June 18th

So, with the help of Cambridge's only available van, I set off to Westfield again. This time the van was a rather smaller Renault Kangoo (who picks these names?) which was much sprightlier on the road. What's more, I got to Westfield without getting lost and got everything loaded. Loading the engine was a bit of fiddle in that although easy to get in, it turned out to be a bit difficult to persuade to stay in one place. All the same, we managed it, I paid off and off we went.

As well as the engine and gearbox, the load included the carburettors and ECU, propshaft and various bits such as a washer bottle, radiator and expansion tank.

When I got back a similar struggle ensued to get the engine out of the van and into the garage. I had hired a hoist from HSS, but they were unwilling to rent me a sling too. Apparently something to do with insurance. (This is the case even though they have them in their catalogue.) This meant that I had to use rope to lift the engine, not something that I'm too comfortable with. Mind you, it always seems to work all right, but I would prefer slings or some nice chunky chains.

Later on, I spent a while looking over the engine. The Webers are, as they usually are, poetry in alloy. (You can see the nasty rope here.)

There's this odd plug in the side of the block. Perhaps it's for the oil pressure sender?

The oil filter looks as though it's seen better days.

More worrying, the build manual talks about various modifications that have to be done to the standard MT75 gearbox to fit. Most of these have been done but some casting lugs that are supposed to be removed have not been and the reversing light connector is clearly not going to fit onto the Westfield loom.

June 20th

In order to save a bit of money on the hoist hire, we decided to go straight onto fitting the engine. There are various bits earlier in the build manual that have not been done but there seems to be no reason why we shouldn't press on. Before doing so, I removed the casting lugs using a small hacksaw,

To cut a long story short, it was a pig of a job, mainly because the hoist we had could not lift the engine high enough to get the correct angle inserting it into the chassis. In order to get it in the right position we ended up having to lower the chassis using a combination of axle stands, jacks and my workmate. I was rather worried about all this but at the end of the day we managed it. In retrospect, it would have been easier if I had taken off the inlet manifold/carbs and the alternator before we started, as that would have made the engine rather narrower.

I noted that the build manual says that the reversing light switch should not fit, but requires a small "loom". (I think it means a couple of wires.) I don't seem to have these wires. (Again!)

Still, when it was done it somehow made the chassis look more like a car. Even Jo, my daughter, commented on this which is more than she has said about the Westfield so far.
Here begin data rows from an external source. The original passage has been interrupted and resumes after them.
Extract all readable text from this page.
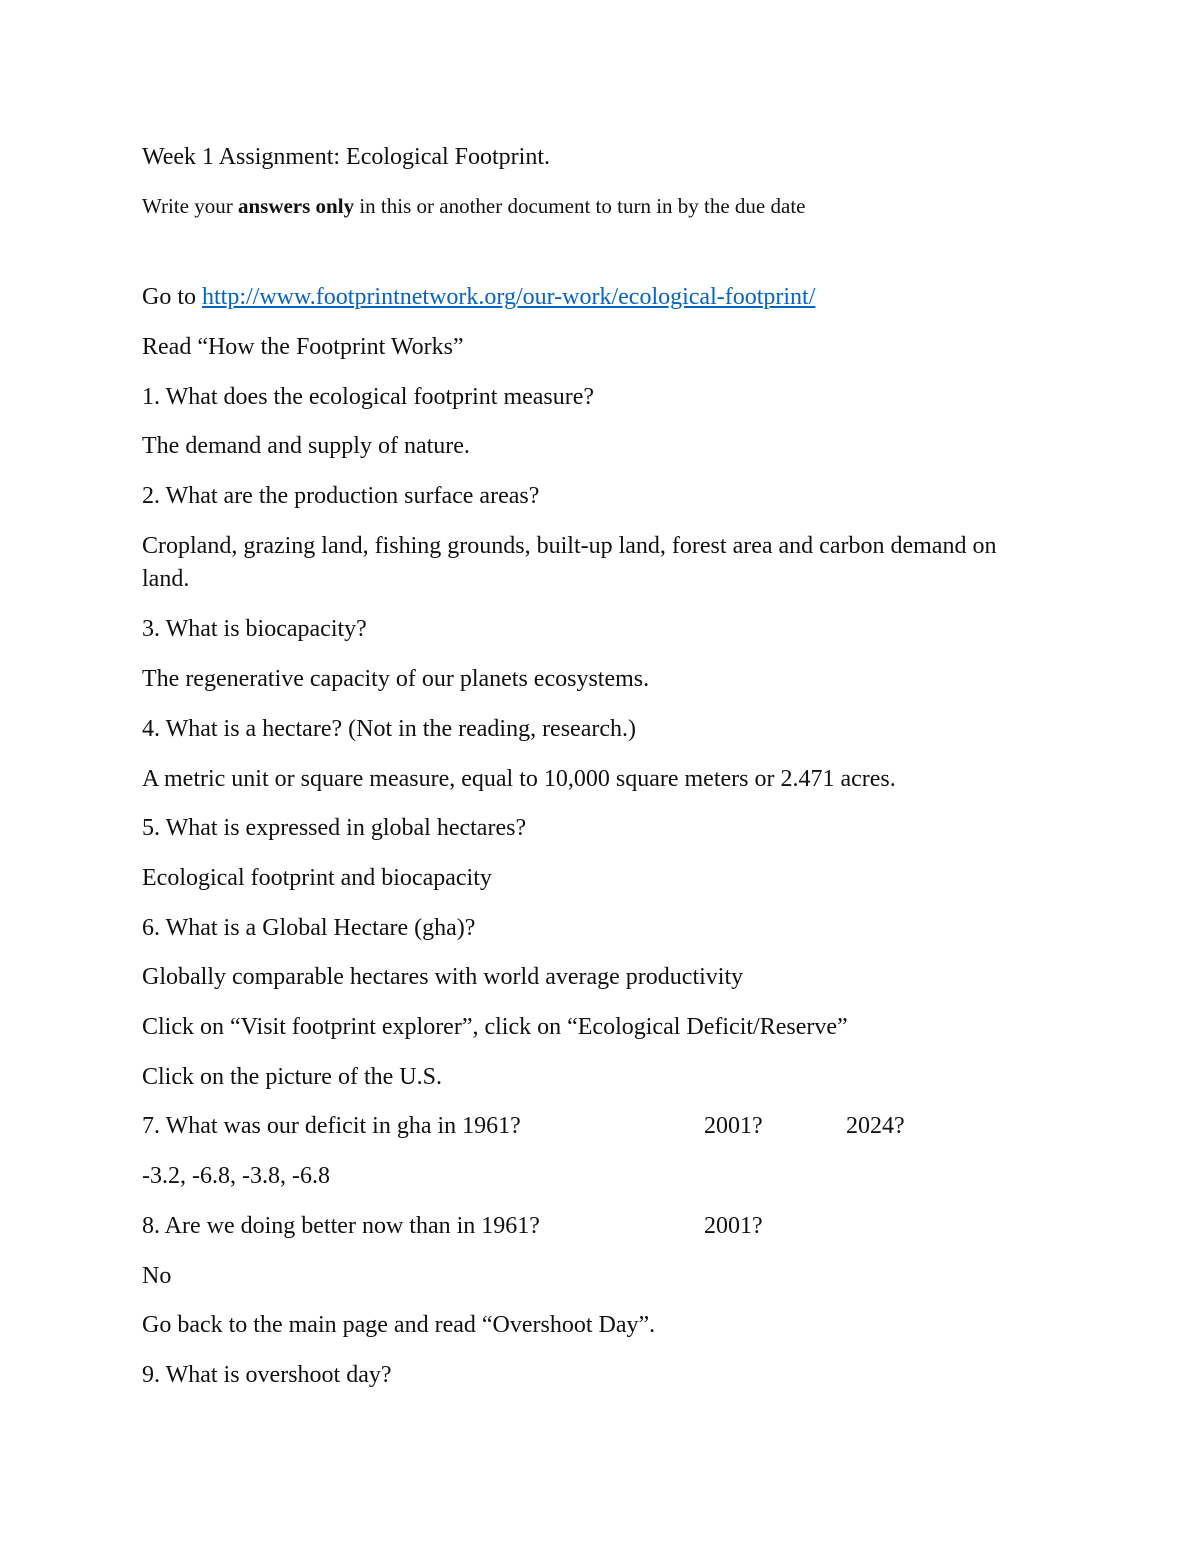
Week 1 Assignment: Ecological Footprint.
Write your answers only in this or another document to turn in by the due date
Go to http://www.footprintnetwork.org/our-work/ecological-footprint/
Read “How the Footprint Works”
1. What does the ecological footprint measure?
The demand and supply of nature.
2. What are the production surface areas?
Cropland, grazing land, fishing grounds, built-up land, forest area and carbon demand on land.
3. What is biocapacity?
The regenerative capacity of our planets ecosystems.
4. What is a hectare? (Not in the reading, research.)
A metric unit or square measure, equal to 10,000 square meters or 2.471 acres.
5. What is expressed in global hectares?
Ecological footprint and biocapacity
6. What is a Global Hectare (gha)?
Globally comparable hectares with world average productivity
Click on “Visit footprint explorer”, click on “Ecological Deficit/Reserve”
Click on the picture of the U.S.
7. What was our deficit in gha in 1961?	2001?	2024?
-3.2, -6.8, -3.8, -6.8
8. Are we doing better now than in 1961?	2001?
No
Go back to the main page and read “Overshoot Day”.
9. What is overshoot day?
I can't say I like the look of the ground clearance though, it all looks very tight underneath.

What's more, it even has a gearstick now:

I finished the day by installing the steering rack, which was one of the jobs that should really have been done before. I got all confused at one point and thought I had the front uprights the wrong way round. However, if I had read the manual properly and noted that the steering ball joints pointed upwards I would have realised my problem. Eventually, I got it together and you can see the ball joints are correct in that the steering tie rod is parallel to the lower wishbone, which should minimise bump steer.

June 21st

Just to keep my hand in, I re-installed the alternator. (I had tried to do this yesterday but I mis-read the torque settings in the Mondeo manual and ended up shearing one of the mounting bolts.

After yet another trip to MacKay's (I must be funding them at the moment) I fixed it back together.

Also while at MacKay's I bought a deep socket which was needed to torque up the propshaft to gearbox bolts. You seem to pay a ridiculous price for single sockets. If all goes well I will probably only ever use this socket for just three nuts.

Finished off the day by applying myself to bending the rear brake pipe tails, after a suitably deep breath. It well well and looks OK:

You can see the handbrake cable here. This has to be the most Heath-Robinson bit of the car so far, and I think kit-cars are bound to tend somewhat in this direction. However, the cable snaking around and tie-wrapped to the wishbones leaves rather a lot to be desired.

I phoned Westfield, again, and asked about the missing reversing switch "loom". They say they would put it in the post.

June 23rd

The aforesaid loom arrived. It's a small connector attached to two pieces of wire with bullet connectors on the other end.

The connector bears absolutely no relationship to anything on the loom or the gearbox. What's more there isn't another bullet connector in sight. Clearly another phone call is in order tomorrow. Watch this space.